Diambil dari logat penduduk Surabaya yang biasanya menambahkan huruf “u” untuk mengekspresikan sesu
atu yang dirasa luar biasa, dia berharap agar produknya bisa diterima dengan baik di pasaran serta mengartikan merek Suoklat ini sebagai singkatan “Suroboyo Coklat”.
Bermodalkan Rp 2 juta, Devi dan kedua temannya memulai bisnis tersebut. Karena produk berupa makanan maka mereka berpikir untuk langsung mendaftarkan ke Departemen Kesehatan dan hak paten. Dengan menempuh tahap tersebut, mereka berharap produk Suoklat bisa mendapat kepercayaan konsumen.
Dari tahun ke tahun varian rasa dan isi produk cokelatnya semakin banyak. Ada yang berbentuk batangan, serbuk minuman, dan cokelat cair.
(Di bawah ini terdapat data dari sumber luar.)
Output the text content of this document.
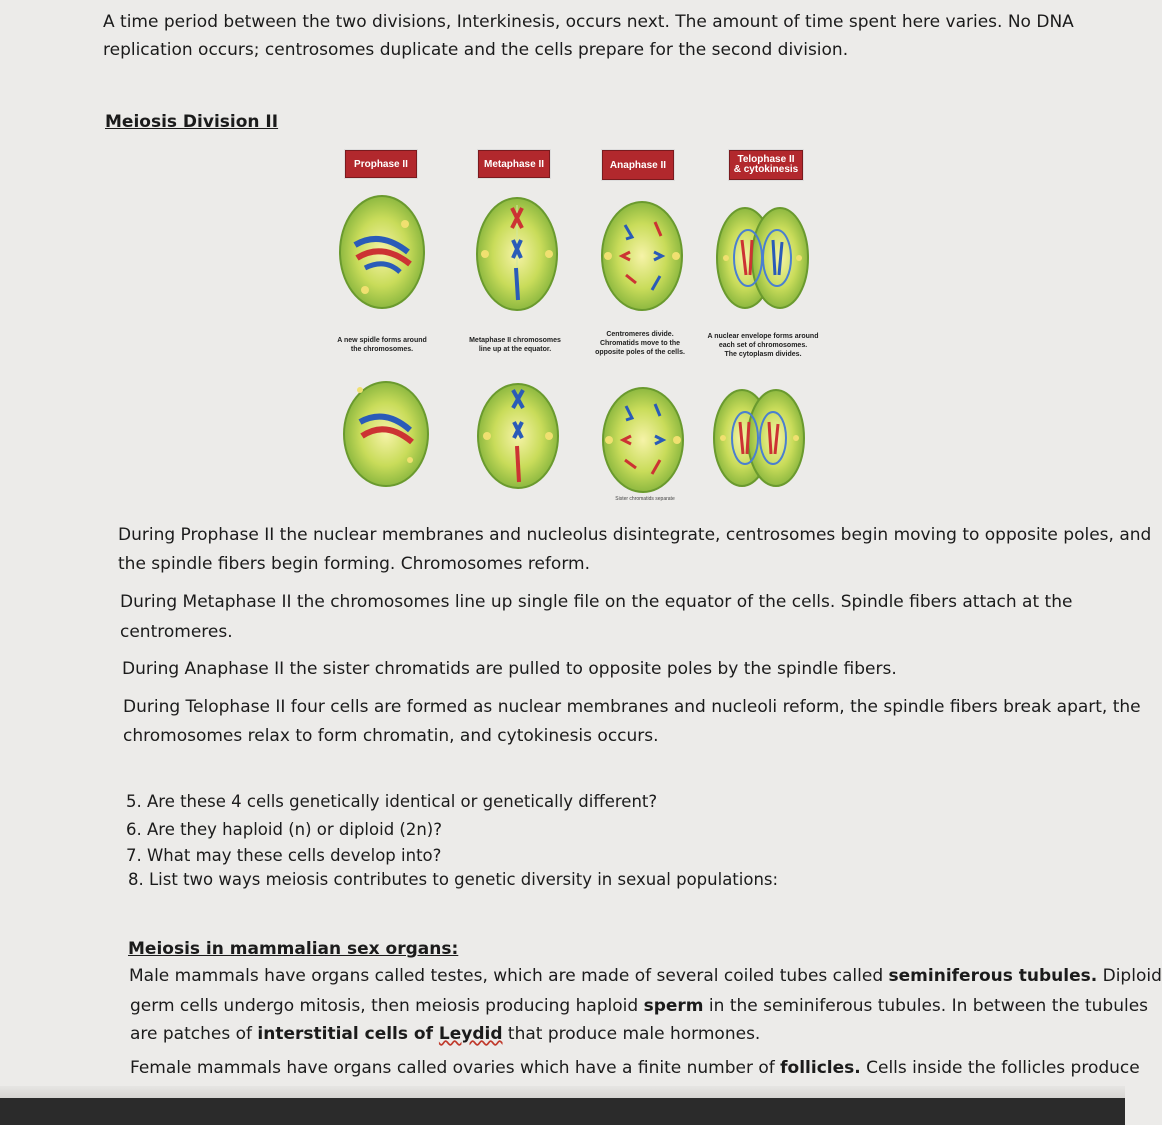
A time period between the two divisions, Interkinesis, occurs next. The amount of time spent here varies. No DNA
replication occurs; centrosomes duplicate and the cells prepare for the second division.
Meiosis Division II
Prophase II	Metaphase II	Anaphase II	Telophase II
& cytokinesis
A new spidle forms around
the chromosomes.
Metaphase II chromosomes
line up at the equator.
Centromeres divide.
Chromatids move to the
opposite poles of the cells.
A nuclear envelope forms around
each set of chromosomes.
The cytoplasm divides.
Sister chromatids separate
During Prophase II the nuclear membranes and nucleolus disintegrate, centrosomes begin moving to opposite poles, and
the spindle fibers begin forming. Chromosomes reform.
During Metaphase II the chromosomes line up single file on the equator of the cells. Spindle fibers attach at the
centromeres.
During Anaphase II the sister chromatids are pulled to opposite poles by the spindle fibers.
During Telophase II four cells are formed as nuclear membranes and nucleoli reform, the spindle fibers break apart, the
chromosomes relax to form chromatin, and cytokinesis occurs.
5. Are these 4 cells genetically identical or genetically different?
6. Are they haploid (n) or diploid (2n)?
7. What may these cells develop into?
8. List two ways meiosis contributes to genetic diversity in sexual populations:
Meiosis in mammalian sex organs:
Male mammals have organs called testes, which are made of several coiled tubes called seminiferous tubules. Diploid
germ cells undergo mitosis, then meiosis producing haploid sperm in the seminiferous tubules. In between the tubules
are patches of interstitial cells of Leydid that produce male hormones.
Female mammals have organs called ovaries which have a finite number of follicles. Cells inside the follicles produce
Soal rasa juga dipikirkan. Devi menawarkan bermacam varian seperti cokelat kopi, cokelat jahe, orisinal, kurma mente, dan premium dark.
Tak Berjalan Mulus
Banyak UKM (usaha kecil menengah) yang mengalami ‘jatuh bangun’ sebelum akhirnya bisa berkembang dan besar. Suoklat termasuk di antaranya.
Jangan dikira usaha Devi dan teman-temannya langsung berjalan mulus. Tak cukup sekali dua kali mereka harus mengalami kegagalan. Sekitar tiga tahun lalu, mereka pernah berhasil membuka outlet di sebuah kawasan kota Pahlawan. Ketika roda bisnis mulai berjalan, konsumen mulai banyak, rintangan menghadang.
Pemilik tempat mereka menyewa lokasi gerai coklat menolak untuk memperpanjang lagi. Mereka kebingungan, karena untuk menyewa di tempat lain, bukan hal yang mudah. Biaya sewa untuk membuka gerai di lokasi yang strategis jelas tidak murah. Dan untuk bisnis coklat mereka yang belum lama berjalan, biaya sewa tempat itu jelas tak terjangkau. Setelah melalui berbagai pertimbangan, akhirnya diputuskan untuk sementara tidak membuka outlet dulu.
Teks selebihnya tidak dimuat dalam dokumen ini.